Hoy las cosas han cambiado y seguramente lo hayan hecho para bien, pero a veces tengo mis dudas. En nuestras casas albergamos varios televisores con programación a la carta, y ya no vivimos en blanco y negro. El color todo lo invade, principalmente el rosa. Nadie se acuerda de Jana Escribano, ni de Lalo Azcona. A nadie parece importarle quiénes fueron Tico Medina y Alfredo Amestoy. Son recuerdos del pasado en un mundo de vértigo que no perdona la falta de variedad. Esa misma variedad de la que hoy disfrutamos pero que, salvo honrosas excepciones, sustituye el talento por la verborrea, la elegancia por la estupidez y la profesionalidad por los resultados económicos; esa variedad que hace que mientras que los padres investigan huellas en el salón sus hijos luchen con Narutos y Digimones en sus dormitorios.

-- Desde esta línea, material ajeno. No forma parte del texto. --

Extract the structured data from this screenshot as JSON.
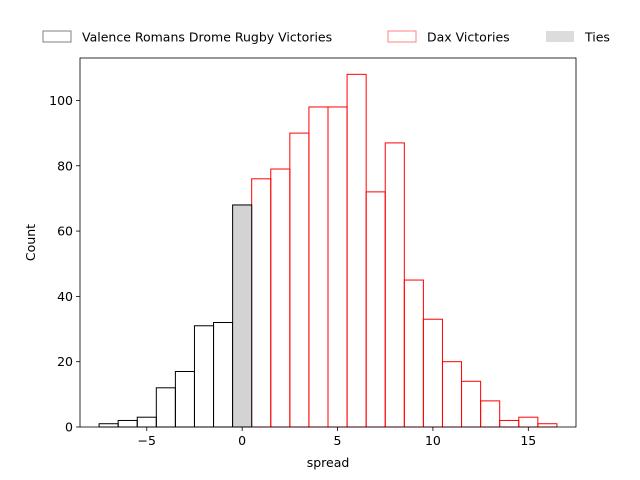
{
  "chart_data": {
    "type": "bar",
    "subtype": "histogram",
    "xlabel": "spread",
    "ylabel": "Count",
    "xlim": [
      -8.5,
      17.5
    ],
    "ylim": [
      0,
      113
    ],
    "xticks": [
      -5,
      0,
      5,
      10,
      15
    ],
    "xtick_labels": [
      "−5",
      "0",
      "5",
      "10",
      "15"
    ],
    "yticks": [
      0,
      20,
      40,
      60,
      80,
      100
    ],
    "ytick_labels": [
      "0",
      "20",
      "40",
      "60",
      "80",
      "100"
    ],
    "bin_width": 1,
    "grid": false,
    "legend_position": "top, above plot",
    "series": [
      {
        "name": "Valence Romans Drome Rugby Victories",
        "color": "#000000",
        "fill": "none",
        "legend_color": "#808080",
        "x": [
          -7,
          -6,
          -5,
          -4,
          -3,
          -2,
          -1
        ],
        "values": [
          1,
          2,
          3,
          12,
          17,
          31,
          32
        ]
      },
      {
        "name": "Dax Victories",
        "color": "#ff0000",
        "fill": "none",
        "legend_color": "#ff8080",
        "x": [
          1,
          2,
          3,
          4,
          5,
          6,
          7,
          8,
          9,
          10,
          11,
          12,
          13,
          14,
          15,
          16
        ],
        "values": [
          76,
          79,
          90,
          98,
          98,
          108,
          72,
          87,
          45,
          33,
          20,
          14,
          8,
          2,
          3,
          1
        ]
      },
      {
        "name": "Ties",
        "color": "#000000",
        "fill": "#d3d3d3",
        "legend_color": "#dcdcdc",
        "x": [
          0
        ],
        "values": [
          68
        ]
      }
    ]
  }
}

Los nuevos tiempos traen nuevos programas, y la clave está en saber escoger. Hoy la picardía de Shin Chan haría sucumbir la inocencia de Cleo, Tete y Coletas Telerín. Pero mientras que Belén Esteban se ría de ello, o Jesús Mariñas pretenda explicar el porqué del color de las bragas de la ex novia de Paquirrín, prefiero recordar lo que sentía a mis trece años, cuando en el programa 300 millones un avión de Iberia surcaba de este a oeste la pantalla de aquel televisor en blanco y negro y dentro del cual mis sueños también volaban, mientras mi madre, puntualmente, traía la cena de todos a la mesa del salón.
Lunes nostálgico. Demasiado nostálgico.